Did you hear about the new romantic comedy where that British dingleberry who cheated on Elizabeth Hurley plays a bloke who cheats on Sarah Jessica Parker and then they witness a murder and have to go into the witness protection program – in Wyoming!? No? Well, share in my misery, because now you have.
The new film from director Marc Lawrence, director of Two Weeks Notice and Music and Lyrics, strikes again with yet another instantly forgettable waste of time and/or money. Though the embarrassingly titled Did You Hear About the Morgans? never pretends to be breaking new cinematic ground (another over-hyped mediocrity springs to mind) it should at least set its standards higher when mining the archives for inspiration. Instead, writer/director (seriously?) Lawrence took the worst parts of the worst romantic comedies of the past ten years and came up with this:
“Hey, you know who I like? That guy from Nine Months, you know the effeminate British guy who uses his wry British wit to get himself out of a pickle. Oh, you say he looks like Carrot Top now, by which you mean an aging addict who’s trying to show the world he’s back on top by power lifting at the gym between a six pack of Sparks for breakfast, lunch, and dinner? Perfect! Oh, and I want that girl from Sweet Home Alabama, wait – maybe we should call the movie There’s No Place Like WyHOMEing! – never mind, no, not Reeses Witherspork, the witch from “Sex and the City.” What? She got rid of the mole? But the mole was her whole personality! Where’s her charm gonna come from now, my script? Forget it, there’s no time. Get me Road House’s Mr. Miyagi, um, uh . . . Sam Elliott! I don’t care if the Coen Brothers sue! You can’t own an actor’s character! You can? Then I’ll change it. Make his mustache bigger – and greyer!” Etc.
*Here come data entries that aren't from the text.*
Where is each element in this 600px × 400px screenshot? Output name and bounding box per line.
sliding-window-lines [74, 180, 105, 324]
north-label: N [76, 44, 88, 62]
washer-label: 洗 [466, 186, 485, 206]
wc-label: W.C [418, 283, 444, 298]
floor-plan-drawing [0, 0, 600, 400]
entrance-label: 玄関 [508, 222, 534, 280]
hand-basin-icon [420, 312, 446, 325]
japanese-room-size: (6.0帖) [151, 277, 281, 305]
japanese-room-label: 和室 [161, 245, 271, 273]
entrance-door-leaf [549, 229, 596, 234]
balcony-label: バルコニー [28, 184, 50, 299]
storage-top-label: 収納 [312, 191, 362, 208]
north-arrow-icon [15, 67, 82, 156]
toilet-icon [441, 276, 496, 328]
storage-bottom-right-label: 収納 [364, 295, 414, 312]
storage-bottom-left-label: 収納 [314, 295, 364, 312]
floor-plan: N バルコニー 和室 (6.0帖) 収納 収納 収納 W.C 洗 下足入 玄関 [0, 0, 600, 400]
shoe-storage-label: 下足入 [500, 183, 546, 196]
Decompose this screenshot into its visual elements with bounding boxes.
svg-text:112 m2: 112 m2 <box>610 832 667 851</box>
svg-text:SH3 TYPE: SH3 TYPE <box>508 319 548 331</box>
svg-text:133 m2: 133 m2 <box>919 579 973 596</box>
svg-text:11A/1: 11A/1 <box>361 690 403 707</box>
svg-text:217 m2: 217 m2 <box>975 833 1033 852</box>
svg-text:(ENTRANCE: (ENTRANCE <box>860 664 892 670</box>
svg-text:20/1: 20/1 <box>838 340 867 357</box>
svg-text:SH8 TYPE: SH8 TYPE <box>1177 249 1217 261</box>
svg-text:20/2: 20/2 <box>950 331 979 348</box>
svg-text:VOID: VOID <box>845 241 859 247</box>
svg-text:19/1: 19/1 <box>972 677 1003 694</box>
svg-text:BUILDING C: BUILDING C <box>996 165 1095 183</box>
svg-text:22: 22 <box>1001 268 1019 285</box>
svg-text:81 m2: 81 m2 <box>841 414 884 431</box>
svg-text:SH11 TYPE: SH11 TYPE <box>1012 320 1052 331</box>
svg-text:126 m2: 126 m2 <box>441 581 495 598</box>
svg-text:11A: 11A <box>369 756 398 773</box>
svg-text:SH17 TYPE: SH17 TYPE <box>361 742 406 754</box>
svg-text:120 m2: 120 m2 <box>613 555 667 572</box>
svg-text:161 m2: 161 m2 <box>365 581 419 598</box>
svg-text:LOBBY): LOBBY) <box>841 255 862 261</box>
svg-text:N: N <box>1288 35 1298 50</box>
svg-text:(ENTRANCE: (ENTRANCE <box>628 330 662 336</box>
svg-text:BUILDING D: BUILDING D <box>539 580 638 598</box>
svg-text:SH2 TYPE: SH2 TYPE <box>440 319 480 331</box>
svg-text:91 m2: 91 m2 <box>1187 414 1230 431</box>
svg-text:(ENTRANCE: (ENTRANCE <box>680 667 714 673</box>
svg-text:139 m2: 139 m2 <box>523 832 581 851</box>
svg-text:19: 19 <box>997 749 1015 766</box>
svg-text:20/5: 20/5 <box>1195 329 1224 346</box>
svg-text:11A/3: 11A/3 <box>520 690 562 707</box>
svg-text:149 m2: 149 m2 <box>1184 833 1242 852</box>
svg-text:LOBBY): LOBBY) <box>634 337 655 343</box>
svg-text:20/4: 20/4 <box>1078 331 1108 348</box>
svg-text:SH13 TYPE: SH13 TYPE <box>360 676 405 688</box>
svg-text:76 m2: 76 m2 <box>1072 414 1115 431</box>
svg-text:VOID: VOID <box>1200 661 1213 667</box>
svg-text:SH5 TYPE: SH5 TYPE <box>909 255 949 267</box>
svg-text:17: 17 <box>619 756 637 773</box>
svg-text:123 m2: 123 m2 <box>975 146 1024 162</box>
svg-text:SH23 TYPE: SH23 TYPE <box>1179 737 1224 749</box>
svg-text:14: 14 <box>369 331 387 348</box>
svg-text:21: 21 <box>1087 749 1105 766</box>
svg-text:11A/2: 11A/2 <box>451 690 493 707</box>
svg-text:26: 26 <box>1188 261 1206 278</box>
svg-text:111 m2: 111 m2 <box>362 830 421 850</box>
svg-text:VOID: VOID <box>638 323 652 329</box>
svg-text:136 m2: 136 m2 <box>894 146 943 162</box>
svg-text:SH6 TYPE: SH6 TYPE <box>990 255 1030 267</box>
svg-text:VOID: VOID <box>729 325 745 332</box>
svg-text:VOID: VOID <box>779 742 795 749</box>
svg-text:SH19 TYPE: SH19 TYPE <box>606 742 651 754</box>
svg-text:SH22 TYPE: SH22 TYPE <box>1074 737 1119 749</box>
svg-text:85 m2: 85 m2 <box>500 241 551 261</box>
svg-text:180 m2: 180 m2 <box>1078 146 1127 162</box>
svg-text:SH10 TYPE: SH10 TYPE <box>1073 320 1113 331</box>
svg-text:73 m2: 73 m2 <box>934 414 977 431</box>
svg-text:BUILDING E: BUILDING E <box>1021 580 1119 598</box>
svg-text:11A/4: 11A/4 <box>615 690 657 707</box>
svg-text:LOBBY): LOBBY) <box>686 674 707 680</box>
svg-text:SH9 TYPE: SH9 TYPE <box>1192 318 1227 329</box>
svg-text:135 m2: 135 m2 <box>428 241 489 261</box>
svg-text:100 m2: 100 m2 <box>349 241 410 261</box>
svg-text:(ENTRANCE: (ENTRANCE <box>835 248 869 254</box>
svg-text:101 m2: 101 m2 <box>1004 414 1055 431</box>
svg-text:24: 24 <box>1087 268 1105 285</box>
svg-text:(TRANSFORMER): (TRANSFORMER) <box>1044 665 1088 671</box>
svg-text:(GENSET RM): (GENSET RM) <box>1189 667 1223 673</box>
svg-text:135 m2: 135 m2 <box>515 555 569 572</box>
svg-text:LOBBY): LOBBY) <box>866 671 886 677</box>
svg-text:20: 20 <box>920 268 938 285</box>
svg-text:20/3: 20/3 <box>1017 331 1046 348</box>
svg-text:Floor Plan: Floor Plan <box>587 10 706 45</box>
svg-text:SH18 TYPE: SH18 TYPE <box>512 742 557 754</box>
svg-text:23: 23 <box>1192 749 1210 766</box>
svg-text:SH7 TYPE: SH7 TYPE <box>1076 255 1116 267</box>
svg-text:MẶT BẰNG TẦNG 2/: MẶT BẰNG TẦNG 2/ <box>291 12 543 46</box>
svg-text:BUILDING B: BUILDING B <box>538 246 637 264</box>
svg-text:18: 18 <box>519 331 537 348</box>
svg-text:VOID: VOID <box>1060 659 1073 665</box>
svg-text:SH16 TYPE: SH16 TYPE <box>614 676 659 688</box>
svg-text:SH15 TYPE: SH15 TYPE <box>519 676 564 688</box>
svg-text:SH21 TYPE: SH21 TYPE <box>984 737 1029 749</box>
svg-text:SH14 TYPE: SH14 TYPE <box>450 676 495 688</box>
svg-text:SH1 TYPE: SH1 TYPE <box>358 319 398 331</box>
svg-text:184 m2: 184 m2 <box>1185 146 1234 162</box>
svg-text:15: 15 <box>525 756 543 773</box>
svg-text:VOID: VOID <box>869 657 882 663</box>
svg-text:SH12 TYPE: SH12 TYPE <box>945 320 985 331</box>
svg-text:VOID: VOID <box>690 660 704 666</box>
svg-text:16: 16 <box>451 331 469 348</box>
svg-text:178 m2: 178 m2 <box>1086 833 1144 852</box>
It’s almost hard to even talk about why this movie is so bad. It doesn’t even warrant that, it’s so middle-of-the-road that it’s neither loveable nor despicable. It leaves one utterly bored and indifferent to its existence. It’s an anti-movie. Before it even starts, you know what’s going to happen, blah blah, they fight, blah blah they make up. You know what the jokes are going to be before the punchline. And you know in the end everything will work out, so it’s all about the journey, the sucky boring journey. One pulse, half because Sam Elliott and Mary Steenburgen as a gun-loving mid-western couple is a good idea no matter how little they’re given to work with, and half a pulse for the soundtrack, which has some classics that don’t deserve the defamation of being associated with this movie.